In my case, I had a blind diabetic whose SO and son lived with her but didn't help much. They would only bring her the prefilled syringe from the 'Morning' or 'Evening' baggie at the appropriate time. She had been giving her own shots long before her sight was gone.

The other was a woman with a history of severe depression and other mental illness who just 'got nervous' drawing up two kinds of insulin in one syringe. I always felt she could probably do it, but she would just start blubbering whenever I offered to show her how.

In both cases, these patients had those weekly pill-minders that were prefilled by us, as well.

In fact, I insisted that my patients with more than 3 pills use the weekly minders - it actually LESSENED the chance of errors!

Many people take their meds one at a time, without a good routine. And after 3 bottles, many forget which med they took, which still remained.

I bought those for my own parents, and once they started using the minders were my biggest 'converts'.

Easier to pour for a week at a time than from multiple bottles multiple times a day.
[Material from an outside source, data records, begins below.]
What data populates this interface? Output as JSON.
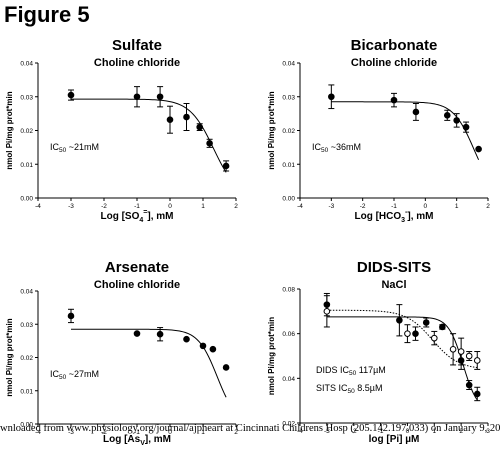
{
  "figure_title": "Figure 5",
  "footer_text": "wnloaded from www.physiology.org/journal/ajpheart at Cincinnati Childrens Hosp (205.142.197.033) on January 9, 20",
  "chart_data": [
    {
      "type": "scatter",
      "title": "Sulfate",
      "subtitle": "Choline chloride",
      "xlabel_parts": [
        "Log [SO",
        "4",
        "=",
        "], mM"
      ],
      "ylabel": "nmol Pi/mg prot*min",
      "annotations": [
        [
          "IC",
          "50",
          " ~21mM"
        ]
      ],
      "xlim": [
        -4,
        2
      ],
      "ylim": [
        0,
        0.04
      ],
      "xticks": [
        -4,
        -3,
        -2,
        -1,
        0,
        1,
        2
      ],
      "yticks": [
        0.0,
        0.01,
        0.02,
        0.03,
        0.04
      ],
      "ytick_labels": [
        "0.00",
        "0.01",
        "0.02",
        "0.03",
        "0.04"
      ],
      "series": [
        {
          "marker": "filled-circle",
          "points": [
            {
              "x": -3.0,
              "y": 0.0305,
              "err": 0.0015
            },
            {
              "x": -1.0,
              "y": 0.03,
              "err": 0.003
            },
            {
              "x": -0.3,
              "y": 0.03,
              "err": 0.003
            },
            {
              "x": 0.0,
              "y": 0.0232,
              "err": 0.004
            },
            {
              "x": 0.5,
              "y": 0.024,
              "err": 0.004
            },
            {
              "x": 0.9,
              "y": 0.021,
              "err": 0.001
            },
            {
              "x": 1.2,
              "y": 0.0162,
              "err": 0.0012
            },
            {
              "x": 1.7,
              "y": 0.0095,
              "err": 0.0015
            }
          ],
          "fit": {
            "top": 0.0293,
            "bottom": 0.0,
            "logIC50": 1.32,
            "hill": 1.2
          }
        }
      ]
    },
    {
      "type": "scatter",
      "title": "Bicarbonate",
      "subtitle": "Choline chloride",
      "xlabel_parts": [
        "Log [HCO",
        "3",
        "-",
        "], mM"
      ],
      "ylabel": "nmol Pi/mg prot*min",
      "annotations": [
        [
          "IC",
          "50",
          " ~36mM"
        ]
      ],
      "xlim": [
        -4,
        2
      ],
      "ylim": [
        0,
        0.04
      ],
      "xticks": [
        -4,
        -3,
        -2,
        -1,
        0,
        1,
        2
      ],
      "yticks": [
        0.0,
        0.01,
        0.02,
        0.03,
        0.04
      ],
      "ytick_labels": [
        "0.00",
        "0.01",
        "0.02",
        "0.03",
        "0.04"
      ],
      "series": [
        {
          "marker": "filled-circle",
          "points": [
            {
              "x": -3.0,
              "y": 0.03,
              "err": 0.0035
            },
            {
              "x": -1.0,
              "y": 0.029,
              "err": 0.002
            },
            {
              "x": -0.3,
              "y": 0.0255,
              "err": 0.0025
            },
            {
              "x": 0.7,
              "y": 0.0245,
              "err": 0.0015
            },
            {
              "x": 1.0,
              "y": 0.023,
              "err": 0.002
            },
            {
              "x": 1.3,
              "y": 0.021,
              "err": 0.0015
            },
            {
              "x": 1.7,
              "y": 0.0145,
              "err": 0.0
            }
          ],
          "fit": {
            "top": 0.0285,
            "bottom": 0.0,
            "logIC50": 1.56,
            "hill": 1.3
          }
        }
      ]
    },
    {
      "type": "scatter",
      "title": "Arsenate",
      "subtitle": "Choline chloride",
      "xlabel_parts": [
        "Log [As",
        "V",
        "",
        "], mM"
      ],
      "ylabel": "nmol Pi/mg prot*min",
      "annotations": [
        [
          "IC",
          "50",
          " ~27mM"
        ]
      ],
      "xlim": [
        -4,
        2
      ],
      "ylim": [
        0,
        0.04
      ],
      "xticks": [
        -4,
        -3,
        -2,
        -1,
        0,
        1,
        2
      ],
      "yticks": [
        0.0,
        0.01,
        0.02,
        0.03,
        0.04
      ],
      "ytick_labels": [
        "0.00",
        "0.01",
        "0.02",
        "0.03",
        "0.04"
      ],
      "series": [
        {
          "marker": "filled-circle",
          "points": [
            {
              "x": -3.0,
              "y": 0.0325,
              "err": 0.002
            },
            {
              "x": -1.0,
              "y": 0.0272,
              "err": 0.0
            },
            {
              "x": -0.3,
              "y": 0.027,
              "err": 0.002
            },
            {
              "x": 0.5,
              "y": 0.0255,
              "err": 0.0
            },
            {
              "x": 1.0,
              "y": 0.0235,
              "err": 0.0
            },
            {
              "x": 1.3,
              "y": 0.0225,
              "err": 0.0
            },
            {
              "x": 1.7,
              "y": 0.017,
              "err": 0.0
            }
          ],
          "fit": {
            "top": 0.0285,
            "bottom": 0.0,
            "logIC50": 1.43,
            "hill": 1.5
          }
        }
      ]
    },
    {
      "type": "scatter",
      "title": "DIDS-SITS",
      "subtitle": "NaCl",
      "xlabel_parts": [
        "log [Pi] ",
        "",
        "",
        "µM"
      ],
      "ylabel": "nmol Pi/mg prot*min",
      "annotations": [
        [
          "DIDS IC",
          "50",
          " 117µM"
        ],
        [
          "SITS IC",
          "50",
          " 8.5µM"
        ]
      ],
      "xlim": [
        -4,
        3
      ],
      "ylim": [
        0.02,
        0.08
      ],
      "xticks": [
        -4,
        -3,
        -2,
        -1,
        0,
        1,
        2,
        3
      ],
      "yticks": [
        0.02,
        0.04,
        0.06,
        0.08
      ],
      "ytick_labels": [
        "0.02",
        "0.04",
        "0.06",
        "0.08"
      ],
      "series": [
        {
          "marker": "filled-circle",
          "points": [
            {
              "x": -3.0,
              "y": 0.073,
              "err": 0.005
            },
            {
              "x": -0.3,
              "y": 0.066,
              "err": 0.007
            },
            {
              "x": 0.3,
              "y": 0.06,
              "err": 0.003
            },
            {
              "x": 0.7,
              "y": 0.065,
              "err": 0.002
            },
            {
              "x": 1.3,
              "y": 0.063,
              "err": 0.001
            },
            {
              "x": 2.0,
              "y": 0.048,
              "err": 0.004
            },
            {
              "x": 2.3,
              "y": 0.037,
              "err": 0.002
            },
            {
              "x": 2.6,
              "y": 0.033,
              "err": 0.003
            }
          ],
          "fit": {
            "top": 0.0675,
            "bottom": 0.025,
            "logIC50": 2.07,
            "hill": 1.6,
            "style": "solid"
          }
        },
        {
          "marker": "open-circle",
          "points": [
            {
              "x": -3.0,
              "y": 0.07,
              "err": 0.007
            },
            {
              "x": 0.0,
              "y": 0.06,
              "err": 0.004
            },
            {
              "x": 1.0,
              "y": 0.058,
              "err": 0.003
            },
            {
              "x": 1.7,
              "y": 0.053,
              "err": 0.007
            },
            {
              "x": 2.0,
              "y": 0.052,
              "err": 0.006
            },
            {
              "x": 2.3,
              "y": 0.05,
              "err": 0.002
            },
            {
              "x": 2.6,
              "y": 0.048,
              "err": 0.004
            }
          ],
          "fit": {
            "top": 0.0705,
            "bottom": 0.044,
            "logIC50": 0.93,
            "hill": 0.9,
            "style": "dotted"
          }
        }
      ]
    }
  ]
}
I take 14 different meds every morning, a total of 19 1/2 pills. Much easier to prepour for 2 weeks at a time than to fuss with 14 bottles every morning. Despite this, I count my pills before I take them every day. In 2 years I have mispoured only 2-3 times, usually a pill accidentally went into the next compartment.

Do not jump to conclusions about 'lazy' or 'uninterested' family members. Sometimes they are overwhelmed, or afraid.